Required Skills & Competencies
Hard Skills (Technical)
- Advanced SQL Proficiency: The ability to write, debug, and optimize complex SQL queries, stored procedures, and functions for large-scale data extraction.
- Strong Scripting/Programming: Expertise in a language like Python for data manipulation (Pandas), API interaction (Requests), and web scraping (BeautifulSoup, Scrapy).
- ETL/ELT Tooling Experience: Hands-on experience with industry-standard ETL/ELT tools such as SQL Server Integration Services (SSIS), Informatica PowerCenter, Talend, or cloud-native tools like Azure Data Factory or AWS Glue.
- Database Expertise: Deep knowledge of relational database systems (e.g., SQL Server, PostgreSQL, MySQL) and familiarity with NoSQL databases (e.g., MongoDB).

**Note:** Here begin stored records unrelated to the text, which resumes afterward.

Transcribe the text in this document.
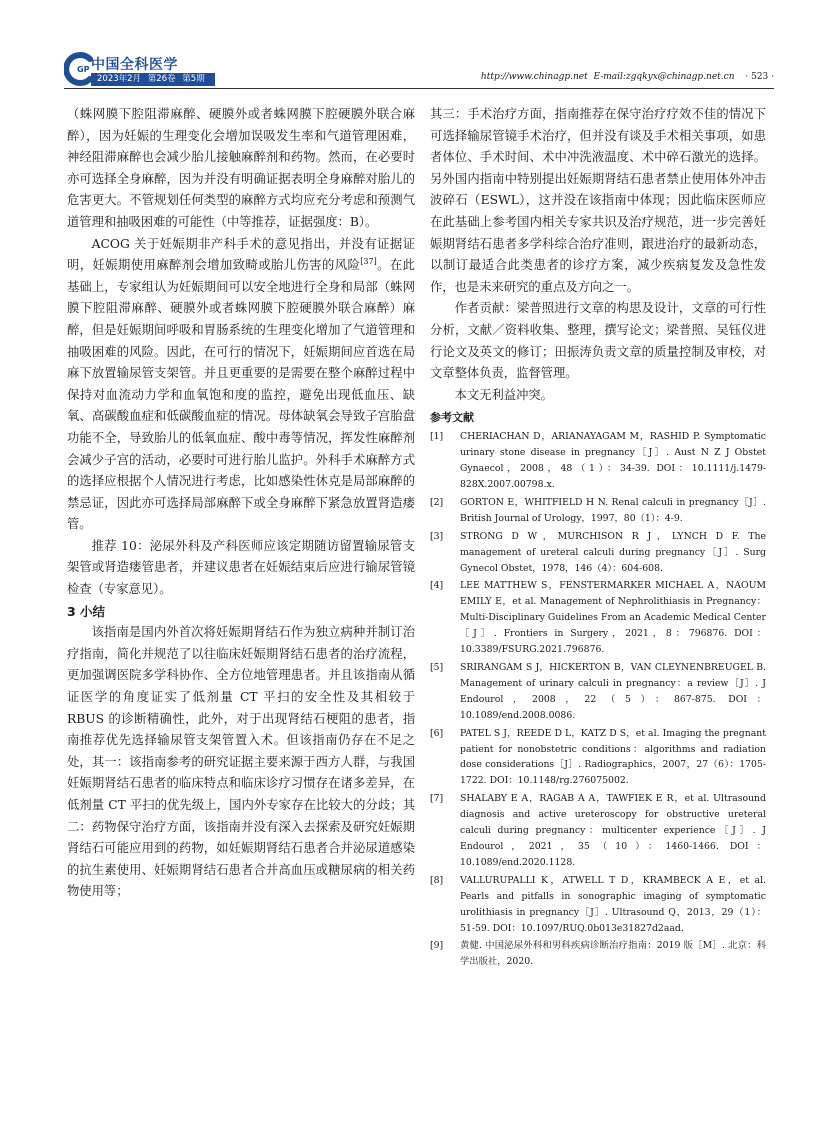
GP 中国全科医学
2023年2月 第26卷 第5期	http://www.chinagp.net E-mail:zgqkyx@chinagp.net.cn · 523 ·

（蛛网膜下腔阻滞麻醉、硬膜外或者蛛网膜下腔硬膜外联合麻醉），因为妊娠的生理变化会增加误吸发生率和气道管理困难，神经阻滞麻醉也会减少胎儿接触麻醉剂和药物。然而，在必要时亦可选择全身麻醉，因为并没有明确证据表明全身麻醉对胎儿的危害更大。不管规划任何类型的麻醉方式均应充分考虑和预测气道管理和抽吸困难的可能性（中等推荐，证据强度：B）。

ACOG 关于妊娠期非产科手术的意见指出，并没有证据证明，妊娠期使用麻醉剂会增加致畸或胎儿伤害的风险[37]。在此基础上，专家组认为妊娠期间可以安全地进行全身和局部（蛛网膜下腔阻滞麻醉、硬膜外或者蛛网膜下腔硬膜外联合麻醉）麻醉，但是妊娠期间呼吸和胃肠系统的生理变化增加了气道管理和抽吸困难的风险。因此，在可行的情况下，妊娠期间应首选在局麻下放置输尿管支架管。并且更重要的是需要在整个麻醉过程中保持对血流动力学和血氧饱和度的监控，避免出现低血压、缺氧、高碳酸血症和低碳酸血症的情况。母体缺氧会导致子宫胎盘功能不全，导致胎儿的低氧血症、酸中毒等情况，挥发性麻醉剂会减少子宫的活动，必要时可进行胎儿监护。外科手术麻醉方式的选择应根据个人情况进行考虑，比如感染性休克是局部麻醉的禁忌证，因此亦可选择局部麻醉下或全身麻醉下紧急放置肾造瘘管。

推荐 10：泌尿外科及产科医师应该定期随访留置输尿管支架管或肾造瘘管患者，并建议患者在妊娠结束后应进行输尿管镜检查（专家意见）。

3 小结

该指南是国内外首次将妊娠期肾结石作为独立病种并制订治疗指南，简化并规范了以往临床妊娠期肾结石患者的治疗流程，更加强调医院多学科协作、全方位地管理患者。并且该指南从循证医学的角度证实了低剂量 CT 平扫的安全性及其相较于 RBUS 的诊断精确性，此外，对于出现肾结石梗阻的患者，指南推荐优先选择输尿管支架管置入术。但该指南仍存在不足之处，其一：该指南参考的研究证据主要来源于西方人群，与我国妊娠期肾结石患者的临床特点和临床诊疗习惯存在诸多差异，在低剂量 CT 平扫的优先级上，国内外专家存在比较大的分歧；其二：药物保守治疗方面，该指南并没有深入去探索及研究妊娠期肾结石可能应用到的药物，如妊娠期肾结石患者合并泌尿道感染的抗生素使用、妊娠期肾结石患者合并高血压或糖尿病的相关药物使用等；

其三：手术治疗方面，指南推荐在保守治疗疗效不佳的情况下可选择输尿管镜手术治疗，但并没有谈及手术相关事项，如患者体位、手术时间、术中冲洗液温度、术中碎石激光的选择。另外国内指南中特别提出妊娠期肾结石患者禁止使用体外冲击波碎石（ESWL），这并没在该指南中体现；因此临床医师应在此基础上参考国内相关专家共识及治疗规范，进一步完善妊娠期肾结石患者多学科综合治疗准则，跟进治疗的最新动态，以制订最适合此类患者的诊疗方案，减少疾病复发及急性发作，也是未来研究的重点及方向之一。

作者贡献：梁普照进行文章的构思及设计，文章的可行性分析，文献／资料收集、整理，撰写论文；梁普照、吴钰仪进行论文及英文的修订；田振涛负责文章的质量控制及审校，对文章整体负责，监督管理。

本文无利益冲突。

参考文献
[1]	CHERIACHAN D，ARIANAYAGAM M，RASHID P. Symptomatic urinary stone disease in pregnancy［J］. Aust N Z J Obstet Gynaecol，2008，48（1）：34-39. DOI：10.1111/j.1479-828X.2007.00798.x.
[2]	GORTON E，WHITFIELD H N. Renal calculi in pregnancy［J］. British Journal of Urology，1997，80（1）：4-9.
[3]	STRONG D W，MURCHISON R J，LYNCH D F. The management of ureteral calculi during pregnancy［J］. Surg Gynecol Obstet，1978，146（4）：604-608.
[4]	LEE MATTHEW S，FENSTERMARKER MICHAEL A，NAOUM EMILY E，et al. Management of Nephrolithiasis in Pregnancy：Multi-Disciplinary Guidelines From an Academic Medical Center［J］. Frontiers in Surgery，2021，8：796876. DOI：10.3389/FSURG.2021.796876.
[5]	SRIRANGAM S J，HICKERTON B，VAN CLEYNENBREUGEL B. Management of urinary calculi in pregnancy：a review［J］. J Endourol，2008，22（5）：867-875. DOI：10.1089/end.2008.0086.
[6]	PATEL S J，REEDE D L，KATZ D S，et al. Imaging the pregnant patient for nonobstetric conditions：algorithms and radiation dose considerations［J］. Radiographics，2007，27（6）：1705-1722. DOI：10.1148/rg.276075002.
[7]	SHALABY E A，RAGAB A A，TAWFIEK E R，et al. Ultrasound diagnosis and active ureteroscopy for obstructive ureteral calculi during pregnancy：multicenter experience［J］. J Endourol，2021，35（10）：1460-1466. DOI：10.1089/end.2020.1128.
[8]	VALLURUPALLI K，ATWELL T D，KRAMBECK A E，et al. Pearls and pitfalls in sonographic imaging of symptomatic urolithiasis in pregnancy［J］. Ultrasound Q，2013，29（1）：51-59. DOI：10.1097/RUQ.0b013e31827d2aad.
[9]	黄健. 中国泌尿外科和男科疾病诊断治疗指南：2019 版［M］. 北京：科学出版社，2020.
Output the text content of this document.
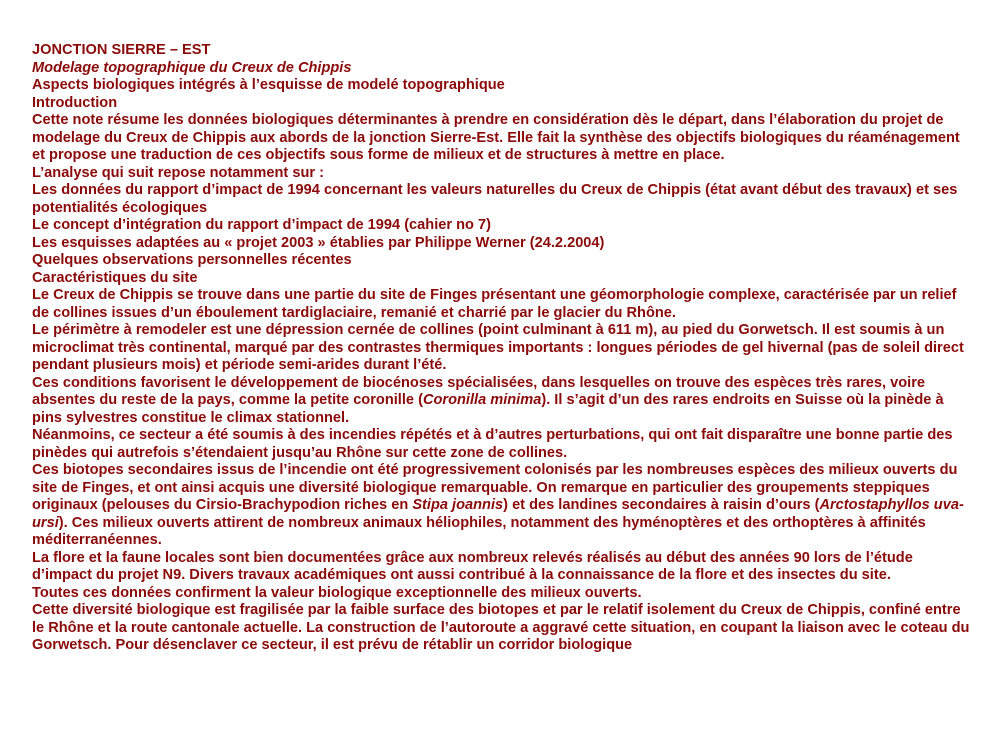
JONCTION SIERRE – EST

Modelage topographique du Creux de Chippis

Aspects biologiques intégrés à l’esquisse de modelé topographique

Introduction

Cette note résume les données biologiques déterminantes à prendre en considération dès le départ, dans l’élaboration du projet de modelage du Creux de Chippis aux abords de la jonction Sierre-Est. Elle fait la synthèse des objectifs biologiques du réaménagement et propose une traduction de ces objectifs sous forme de milieux et de structures à mettre en place.

L’analyse qui suit repose notamment sur :

Les données du rapport d’impact de 1994 concernant les valeurs naturelles du Creux de Chippis (état avant début des travaux) et ses potentialités écologiques

Le concept d’intégration du rapport d’impact de 1994 (cahier no 7)

Les esquisses adaptées au « projet 2003 » établies par Philippe Werner (24.2.2004)

Quelques observations personnelles récentes

Caractéristiques du site

Le Creux de Chippis se trouve dans une partie du site de Finges présentant une géomorphologie complexe, caractérisée par un relief de collines issues d’un éboulement tardiglaciaire, remanié et charrié par le glacier du Rhône.

Le périmètre à remodeler est une dépression cernée de collines (point culminant à 611 m), au pied du Gorwetsch. Il est soumis à un microclimat très continental, marqué par des contrastes thermiques importants : longues périodes de gel hivernal (pas de soleil direct pendant plusieurs mois) et période semi-arides durant l’été.

Ces conditions favorisent le développement de biocénoses spécialisées, dans lesquelles on trouve des espèces très rares, voire absentes du reste de la pays, comme la petite coronille (Coronilla minima). Il s’agit d’un des rares endroits en Suisse où la pinède à pins sylvestres constitue le climax stationnel.

Néanmoins, ce secteur a été soumis à des incendies répétés et à d’autres perturbations, qui ont fait disparaître une bonne partie des pinèdes qui autrefois s’étendaient jusqu’au Rhône sur cette zone de collines.

Ces biotopes secondaires issus de l’incendie ont été progressivement colonisés par les nombreuses espèces des milieux ouverts du site de Finges, et ont ainsi acquis une diversité biologique remarquable. On remarque en particulier des groupements steppiques originaux (pelouses du Cirsio-Brachypodion riches en Stipa joannis) et des landines secondaires à raisin d’ours (Arctostaphyllos uva-ursi). Ces milieux ouverts attirent de nombreux animaux héliophiles, notamment des hyménoptères et des orthoptères à affinités méditerranéennes.

La flore et la faune locales sont bien documentées grâce aux nombreux relevés réalisés au début des années 90 lors de l’étude d’impact du projet N9. Divers travaux académiques ont aussi contribué à la connaissance de la flore et des insectes du site.

Toutes ces données confirment la valeur biologique exceptionnelle des milieux ouverts.

Cette diversité biologique est fragilisée par la faible surface des biotopes et par le relatif isolement du Creux de Chippis, confiné entre le Rhône et la route cantonale actuelle. La construction de l’autoroute a aggravé cette situation, en coupant la liaison avec le coteau du Gorwetsch. Pour désenclaver ce secteur, il est prévu de rétablir un corridor biologique
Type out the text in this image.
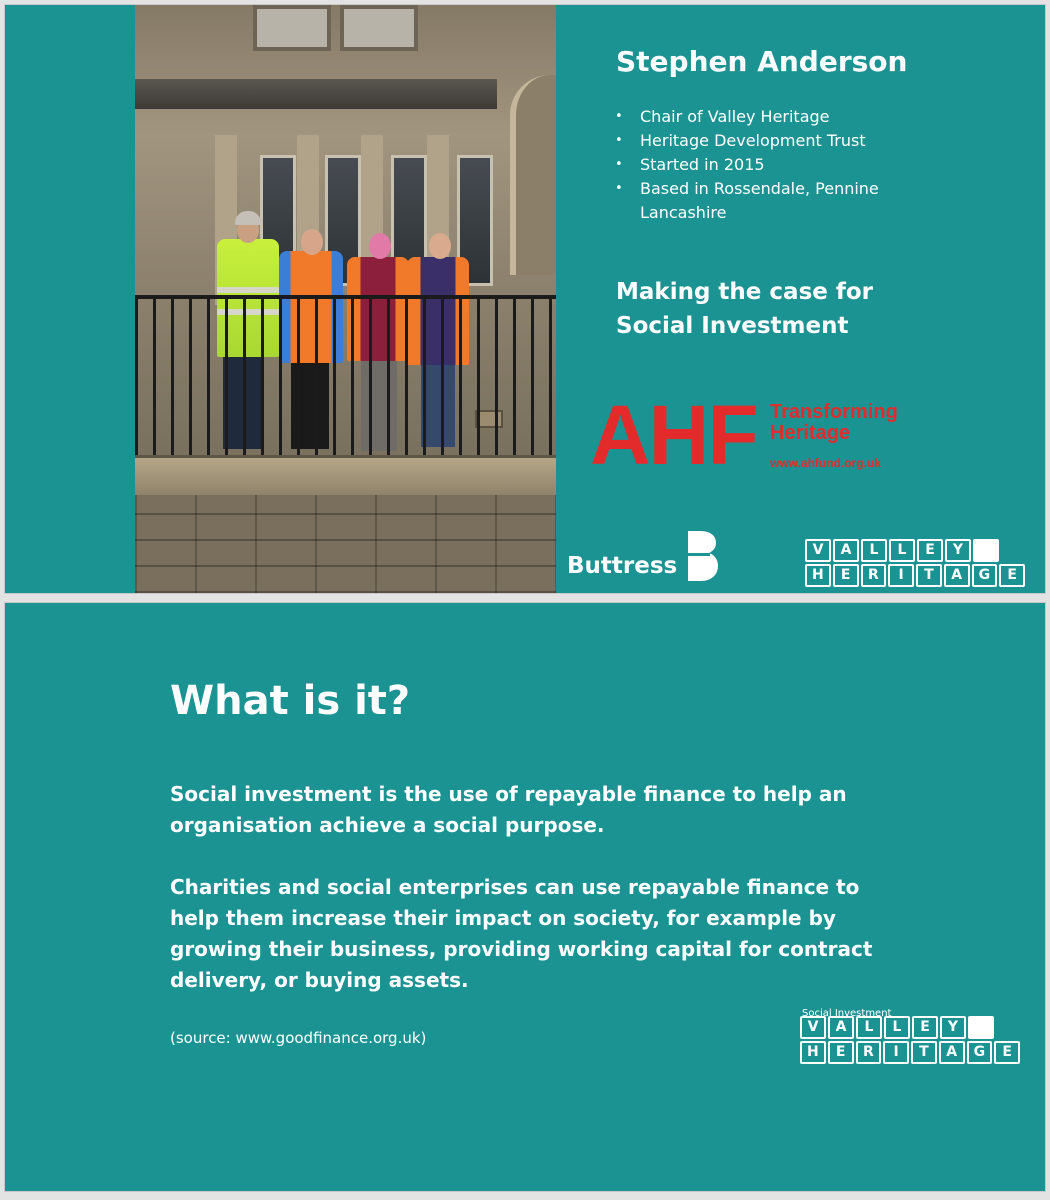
Stephen Anderson
• Chair of Valley Heritage
• Heritage Development Trust
• Started in 2015
• Based in Rossendale, Pennine Lancashire
Making the case for Social Investment
AHF Transforming Heritage
www.ahfund.org.uk
Buttress
V	A	L	L	E	Y
H	E	R	I	T	A	G	E
What is it?

Social investment is the use of repayable finance to help an organisation achieve a social purpose.

Charities and social enterprises can use repayable finance to help them increase their impact on society, for example by growing their business, providing working capital for contract delivery, or buying assets.

(source: www.goodfinance.org.uk)

Social Investment
V	A	L	L	E	Y
H	E	R	I	T	A	G	E
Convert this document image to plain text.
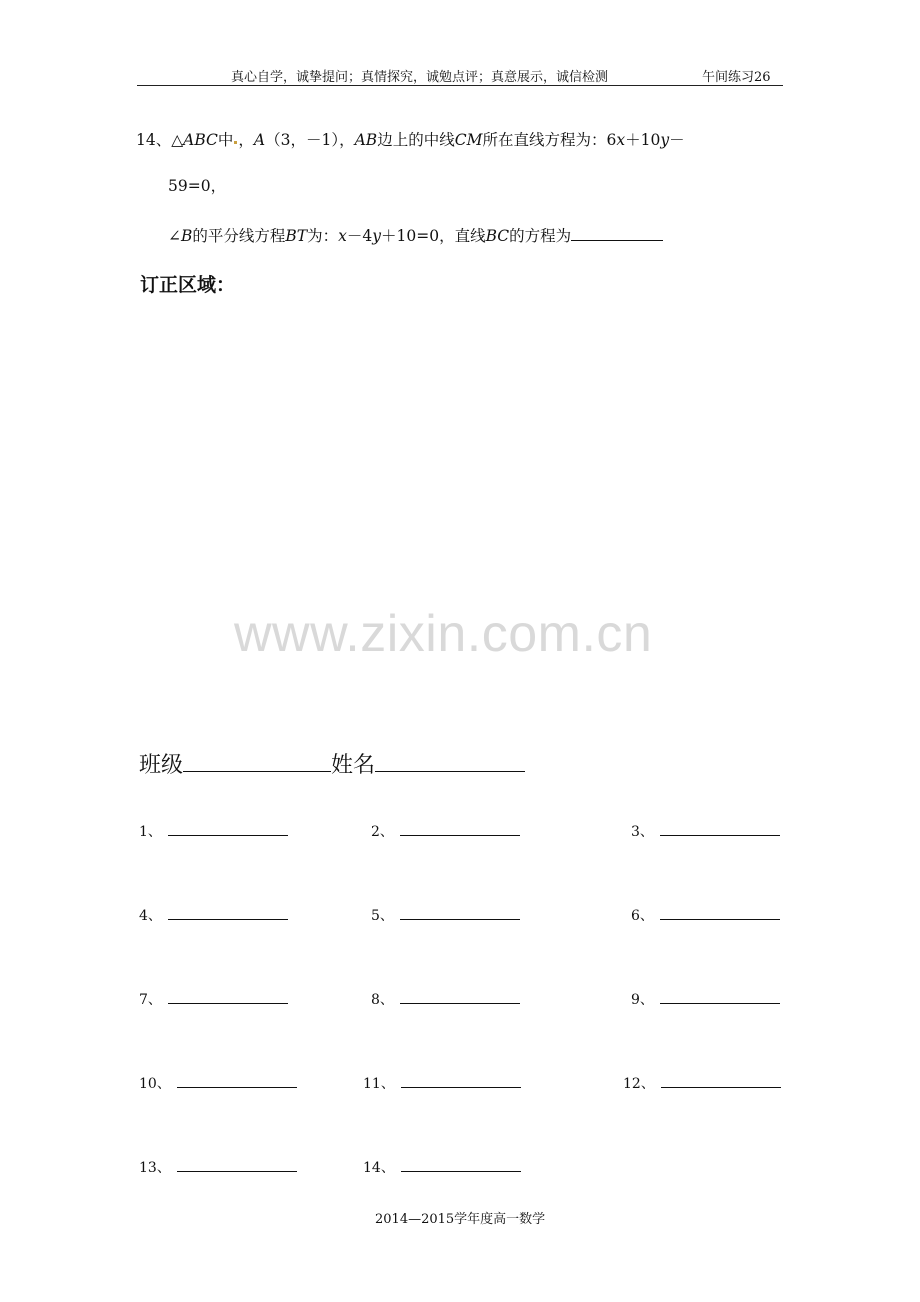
真心自学，诚挚提问；真情探究，诚勉点评；真意展示，诚信检测	午间练习26
14、△ABC中 ，A（3，－1），AB边上的中线CM所在直线方程为：6x＋10y－
59=0，
∠B的平分线方程BT为：x－4y＋10=0，直线BC的方程为
订正区域：
www.zixin.com.cn
班级	姓名
1、	2、	3、
4、	5、	6、
7、	8、	9、
10、	11、	12、
13、	14、
2014—2015学年度高一数学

- API Integration: Proven ability to work with and extract data from various RESTful and SOAP APIs, including handling authentication (OAuth, API Keys) and data formats (JSON, XML).
- Data Warehousing Concepts: Solid understanding of data modeling, dimensional schemas (star, snowflake), and the principles of building and populating data warehouses.
- Cloud Platform Familiarity: Experience with at least one major cloud provider (AWS, Azure, or GCP) and its core data services.
- Version Control: Proficiency in using version control systems, particularly Git, for managing code and collaboration.
- Data Quality and Governance: Knowledge of data quality frameworks, data cleansing techniques, and an understanding of data governance and privacy principles.
- Big Data Technologies (Bonus): Familiarity with big data ecosystems, including tools like Spark, Hadoop, Kafka, or Databricks is a significant plus.
Soft Skills
- Meticulous Attention to Detail: A precise and thorough approach to ensure data accuracy and integrity, catching issues others might miss.
- Analytical & Problem-Solving Mindset: The ability to deconstruct complex data problems, perform root cause analysis, and implement effective solutions.
- Excellent Communication: Capable of clearly articulating technical concepts and data findings to both technical peers and non-technical business stakeholders.
- Resilience and Tenacity: The drive to persist through challenging technical problems and ambiguous data requirements to deliver results.
- Strong Time Management: Excellent organizational skills to manage and prioritize multiple data extraction projects and ad-hoc requests simultaneously.
Education & Experience
Educational Background
Minimum Education:
- A Bachelor's degree is required.
Preferred Education:
- A Master’s degree in a quantitative or technical field is highly preferred.
Relevant Fields of Study:
- Computer Science
- Information Systems
- Statistics
- Data Science
- Engineering or a related technical field
Experience Requirements
Typical Experience Range:
- 3-7 years of direct experience in a data-focused role such as Data Analyst, ETL Developer, or BI Developer, with a strong emphasis on data extraction and transformation.
Preferred:
- Preference will be given to candidates with demonstrable experience building and maintaining data pipelines in a cloud environment (AWS, Azure, or GCP) and a proven track record of successfully working with large, complex datasets from multiple sources.